According to the myth, Athene, Poseidon, and Hephaestus had a match in inventiveness. Poseidon made a bull, Athene planned a house, Hephaestus constructed a man; when they came before Momus, who was to judge, he examined their productions; I need not trouble you with his criticisms of the other two; but his objection to the man, and the fault he found with Hephaestus, was this: he should have made a window in his chest, so that, when it was opened, his thoughts and designs, his truth or falsehood, might have been apparent (Hermotimus 20); tr. Fowler,  p. 52.

We should recall that to the ancients site of the mind was the breast.

Momus# ‘Momus’. Emblem from Hadrianus Junius, Emblemata (Antwerp, 1575) 832.a.4

In the Renaissance the idea  was picked up by Leon Battista Alberti:

Momus found fault with these gifts [of Pallas, Minerva and Prometheus], particularly when the other gods sang their praises. [...] The job had been carried out stupidly in one respect, for man’s mind had been hidden in his chest, among his internal organs, whereas in ought to have been placed upon his lofty brow, in the open space of his face [propatulaque in sede vultus locasse oportuit]  (p. 17)

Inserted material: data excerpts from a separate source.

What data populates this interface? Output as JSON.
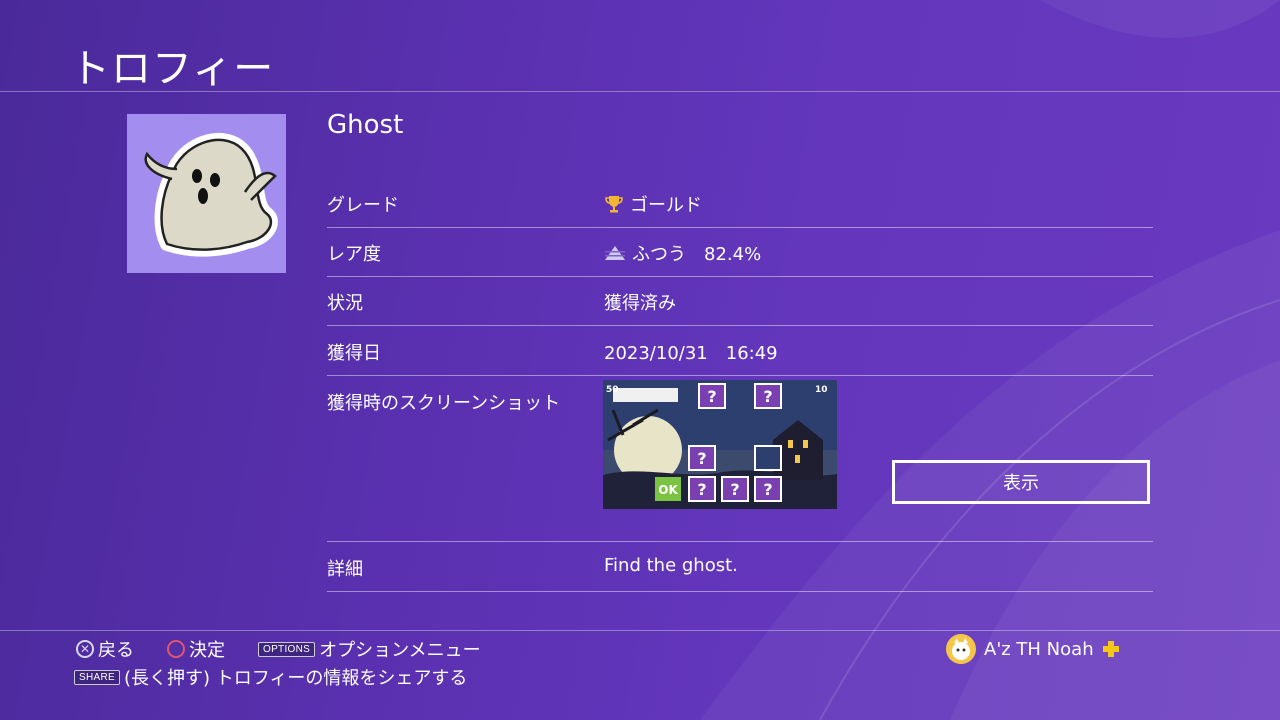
{
  "header": {
    "title": "トロフィー"
  },
  "trophy": {
    "name": "Ghost",
    "icon": "ghost-icon",
    "icon_bg": "#a38ef0"
  },
  "details": {
    "grade_label": "グレード",
    "grade_value": "ゴールド",
    "grade_icon": "gold-trophy-icon",
    "rarity_label": "レア度",
    "rarity_value": "ふつう　82.4%",
    "rarity_icon": "rarity-pyramid-icon",
    "status_label": "状況",
    "status_value": "獲得済み",
    "date_label": "獲得日",
    "date_value": "2023/10/31　16:49",
    "screenshot_label": "獲得時のスクリーンショット",
    "view_button": "表示",
    "detail_label": "詳細",
    "detail_value": "Find the ghost."
  },
  "screenshot": {
    "score_left": "50",
    "score_right": "10",
    "ok_label": "OK",
    "mystery_mark": "?"
  },
  "footer": {
    "back_label": "戻る",
    "confirm_label": "決定",
    "options_key": "OPTIONS",
    "options_label": "オプションメニュー",
    "share_key": "SHARE",
    "share_label": "(長く押す) トロフィーの情報をシェアする"
  },
  "user": {
    "name": "A'z TH Noah",
    "plus_icon": "ps-plus-icon"
  },
  "colors": {
    "background": "#5a30b0",
    "gold": "#f2b632",
    "plus": "#f5c518"
  }
}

(‘Open’ I think alludes to the window or door.)

And the 17th century, when Momus was so popular, liked the idea of uncovering the truth. In Luis Vélez de Guevara’s satirical novel of 1641 El Diablo Cojuelo, the Devil on Two Sticks as the English translation calls him, peels the roofs off the houses of Madrid to reveal their true contents:

You are really too polite, replied the Devil; but, can you guess now why I have brought you here? I intend to show you all that is passing in Madrid; and as this part of the town is as good to begin with as any, you will allow that I could not have chosen a more appropriate situation. I am about, by my supernatural powers, to take away the roofs from the houses of this great city; and notwithstanding the darkness of the night, to reveal to your eyes whatever is doing within them. As he spoke, he extended his right arm, the roofs disappeared, and the Student’s astonished sight penetrated the interior of the surrounding dwellings as plainly as if the noon-day sun shone over them. It was, says Luis Velez de Guevara, like looking into a pasty from which a set of greedy monks had just removed the crust. (Translated by Joseph Thomas from the French translation of Lesage)

Diable Boiteux frontis
Frontispiece from Alain René Lesage (tr.), Le Diable boiteux (Amsterdam, 1707), 634.a.18.

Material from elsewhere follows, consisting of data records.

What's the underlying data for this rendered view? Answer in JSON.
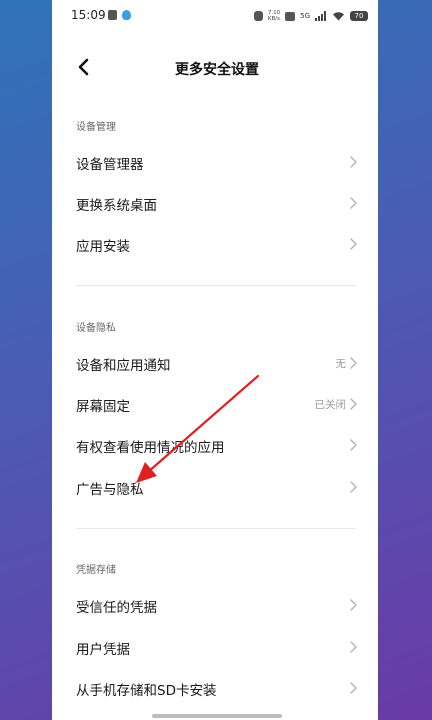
{
  "status_bar": {
    "time": "15:09",
    "network": "5G",
    "speed_value": "7.10",
    "speed_unit": "KB/s",
    "battery": "70"
  },
  "header": {
    "back_icon": "chevron-left-icon",
    "title": "更多安全设置"
  },
  "sections": [
    {
      "title": "设备管理",
      "items": [
        {
          "label": "设备管理器",
          "value": ""
        },
        {
          "label": "更换系统桌面",
          "value": ""
        },
        {
          "label": "应用安装",
          "value": ""
        }
      ]
    },
    {
      "title": "设备隐私",
      "items": [
        {
          "label": "设备和应用通知",
          "value": "无"
        },
        {
          "label": "屏幕固定",
          "value": "已关闭"
        },
        {
          "label": "有权查看使用情况的应用",
          "value": ""
        },
        {
          "label": "广告与隐私",
          "value": ""
        }
      ]
    },
    {
      "title": "凭据存储",
      "items": [
        {
          "label": "受信任的凭据",
          "value": ""
        },
        {
          "label": "用户凭据",
          "value": ""
        },
        {
          "label": "从手机存储和SD卡安装",
          "value": ""
        }
      ]
    }
  ],
  "colors": {
    "background_gradient_start": "#2f73b8",
    "background_gradient_end": "#6a3aa6",
    "annotation_arrow": "#e02020"
  }
}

Lucian, and those who followed him, thought the window in the chest was a good idea, an instrument of the transparency for which we’re constantly calling nowadays.

But if our inner thoughts were exposed to the world this might be too much information.

Barry Taylor, Curator Romance Studies


The Works of Lucian of Samosata ... Translated by H. W. Fowler and F. G. Fowler (Oxford, 1905)

Leon Battista Alberti, Momus, ed. and tr. Sarah Knight and Virginia Brown (London, 2003) YK.2004.a.2189

Alejandro Coroleu, ‘Mens fenestrata: the Survival of a Lucianic Motif in seventeenth-century Spanish Literature’, Res publica litterarum, 19 (1996), pp. 217-26. 7713.892000

Asmodeus, The Devil On Two Sticks, Translated by Joseph Thomas (London. 1841) 12549.i.1.